Intervention de Tristan Mathieu

Commission de l'aménagement du territoire et du développement durable — Réunion du 25 janvier 2023 à 9h35
Solutions d'adaptation et de résilience hydrique de notre pays — Audition de Mm. Olivier Thibault directeur de l'eau et de la biodiversité au ministère de la transition écologique et de la cohésion des territoires thierry caquet directeur scientifique environnement de l'inrae et tristan mathieu directeur des affaires publiques du développement durable et de la rse de veolia eau france

Tristan Mathieu, directeur des affaires publiques, du développement durable et de la RSE (Veolia eau France) :

Je suis accompagné d'Anne du Crest, directrice des opérations de Véolia Eau France qui pourra vous donner des retours de terrain de ce que nous avons vécu cet été. Veolia France distribue l'eau pour un Français sur trois, emploie 15 000 salariés sur le territoire et gère plusieurs milliers d'usines de traitement d'eau.

Je partage le diagnostic et les solutions avancées par mes deux prédécesseurs. L'été 2022 a en effet été très difficile en matière de gestion de la ressource en eau et annonce les suivants. Selon les experts, d'ici une vingtaine d'années, les conditions de l'été 2022 seront les normales saisonnières d'un été sur trois en France. Pour renforcer la conscience du public, il faut sensibiliser les Français au fait que le territoire métropolitain évolue vers des températures et un climat semi-arides. Nos voisins européens, comme l'Espagne et dans une moindre mesure l'Italie, ont vécu cette situation quelques années avant nous.
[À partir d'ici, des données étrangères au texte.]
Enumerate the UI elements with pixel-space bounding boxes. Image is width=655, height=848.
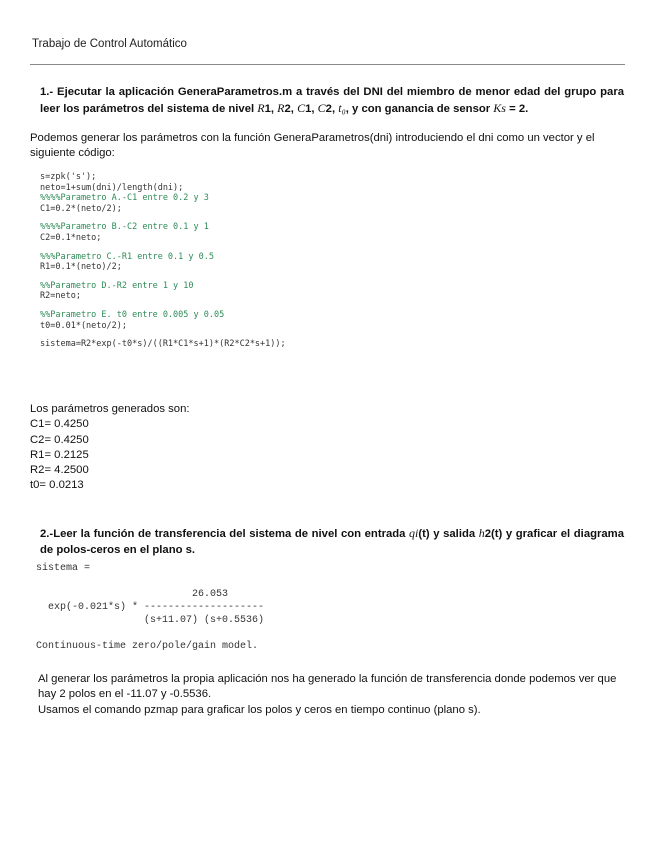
code-line: R2=neto; [40, 291, 81, 302]
matlab-code-block [40, 172, 286, 350]
var-ks: Ks [493, 101, 506, 115]
param-r1: R1= 0.2125 [30, 448, 89, 461]
output-line [36, 575, 264, 588]
question-text: 2(t) y graficar el diagrama de polos-ceros en el plano s. [40, 528, 625, 556]
param-r2: R2= 4.2500 [30, 464, 89, 477]
output-line: 26.053 [36, 589, 229, 600]
code-line: R1=0.1*(neto)/2; [40, 262, 122, 273]
output-line: (s+11.07) (s+0.5536) [36, 615, 265, 626]
var-r: R [257, 101, 265, 115]
var-c: C [317, 101, 326, 115]
var-r: R [277, 101, 285, 115]
question-text: 1, [264, 103, 278, 115]
matlab-output [36, 562, 264, 653]
question-text: 1, [305, 103, 318, 115]
intro-paragraph: Podemos generar los parámetros con la función GeneraParametros(dni) introduciendo el dni como un vector y el siguiente código: [30, 132, 595, 159]
question-text: Leer la función de transferencia del sistema de nivel con entrada [53, 528, 410, 540]
code-line: neto=1+sum(dni)/length(dni); [40, 182, 184, 193]
output-line: Continuous-time zero/pole/gain model. [36, 641, 259, 652]
question-1 [40, 84, 624, 117]
header-divider [30, 64, 625, 65]
code-comment: %%%%Parametro B.-C2 entre 0.1 y 1 [40, 222, 209, 233]
param-c2: C2= 0.4250 [30, 433, 89, 446]
question-number: 1.- [40, 86, 54, 98]
code-comment: %%Parametro E. t0 entre 0.005 y 0.05 [40, 309, 225, 320]
code-line: s=zpk('s'); [40, 172, 97, 182]
question-text: (t) y salida [418, 528, 479, 540]
var-t0: t₀ [338, 101, 346, 115]
code-line: C1=0.2*(neto/2); [40, 203, 122, 214]
params-heading: Los parámetros generados son: [30, 403, 190, 415]
param-t0: t0= 0.0213 [30, 479, 84, 492]
output-line [36, 627, 264, 640]
analysis-paragraph: Al generar los parámetros la propia aplicación nos ha generado la función de transferencia donde podemos ver que hay 2 polos en el -11.07 y -0.5536. [38, 673, 617, 701]
var-qi: qi [409, 526, 419, 540]
code-line: t0=0.01*(neto/2); [40, 320, 127, 331]
analysis-text [38, 672, 628, 718]
code-comment: %%%%Parametro A.-C1 entre 0.2 y 3 [40, 193, 209, 204]
question-text: 2, [284, 103, 298, 115]
code-line: C2=0.1*neto; [40, 232, 102, 243]
output-line: exp(-0.021*s) * -------------------- [36, 602, 265, 613]
question-text: 2, [325, 103, 339, 115]
page-header: Trabajo de Control Automático [32, 38, 187, 50]
question-text: = 2. [505, 103, 529, 115]
param-c1: C1= 0.4250 [30, 418, 89, 431]
question-number: 2.- [40, 528, 54, 540]
parameter-list [30, 402, 190, 494]
question-text: , y con ganancia de sensor [345, 103, 494, 115]
question-2 [40, 525, 624, 558]
question-text: Ejecutar la aplicación GeneraParametros.m a través del DNI del miembro de menor edad del grupo para leer los parámetros del sistema de nivel [40, 86, 624, 115]
var-c: C [297, 101, 306, 115]
code-comment: %%Parametro D.-R2 entre 1 y 10 [40, 280, 194, 291]
var-h: h [478, 526, 485, 540]
code-line: sistema=R2*exp(-t0*s)/((R1*C1*s+1)*(R2*C2*s+1)); [40, 339, 286, 350]
output-line: sistema = [36, 563, 91, 574]
code-comment: %%%Parametro C.-R1 entre 0.1 y 0.5 [40, 251, 214, 262]
analysis-paragraph: Usamos el comando pzmap para graficar los polos y ceros en tiempo continuo (plano s). [38, 703, 481, 716]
Nous sommes bien face à une nouvelle donne. La prise de conscience des citoyens est en train de s'opérer. Il y a vingt ans, environ un tiers des Français craignait un manque d'eau dans sa région ; aujourd'hui ils sont deux tiers à le craindre. C'est une source de satisfaction pour Veolia de constater que le premier plan en matière de planification écologique concerne l'eau. Nous sommes impatients d'en découvrir les mesures. Notre conviction est qu'il faut réinvestir pour les services publics d'eau et d'assainissement, ce qui a insuffisamment été fait par le passé. Le critère d'alerte porte sur le taux de renouvellement des canalisations : 0,7 % des canalisations sont renouvelées chaque année, ce qui équivaut à une durée de vie théorique des canalisations de 150 ans... La réponse face à ce sous-investissement doit être ciblée. Olivier Thibault a raison de souligner qu'il s'agit de sujets locaux et temporels. La saisonnalité n'est pas assez prise en compte dans les lois. Ainsi, l'interdiction d'instaurer des tarifications dégressives pour l'eau ne dit rien de la temporalité : il y parfois trop d'eau et parfois pas assez.

Il faut aider les collectivités à investir. Il existe en effet une forme de tyrannie du prix de l'eau, qu'il faut réussir à dépasser. Ces évolutions doivent notamment reposer sur davantage de programmations publiques locales. Nous subissons aujourd'hui les effets du retrait des directions départementales de l'agriculture (DDA), des directions départementales de l'équipement (DDE) et plus généralement de l'ingénierie publique. Les collectivités sont moins accompagnées qu'auparavant dans la mise en oeuvre de leurs investissements.

Enfin, il faut développer la culture de la responsabilité. Face à une ressource limitée, chaque acteur qui prélève de l'eau doit être sensibilisé. Des engagements doivent être pris par le monde agricole pour mieux comptabiliser l'eau prélevée, pour faire évoluer les procédures de cultures, pour améliorer l'irrigation et pour renforcer la sobriété... Le monde industriel doit aussi être mis à contribution. Beaucoup d'acteurs économiques, notamment dans le domaine du golf, du kayak ou du tourisme, nous ont contactés après l'été en s'interrogeant sur la pérennité de leurs activités. Nous devons également limiter les pertes en eau. En France, 1 litre sur 5 d'eau potable n'est pas distribué à cause des fuites de canalisations. Ce n'est certes pas un mauvais rendement comparé à nos voisins européens. Mais nous pouvons faire beaucoup mieux ; dans certaines zones, des taux de fuites de l'ordre de 50 % sont constatés.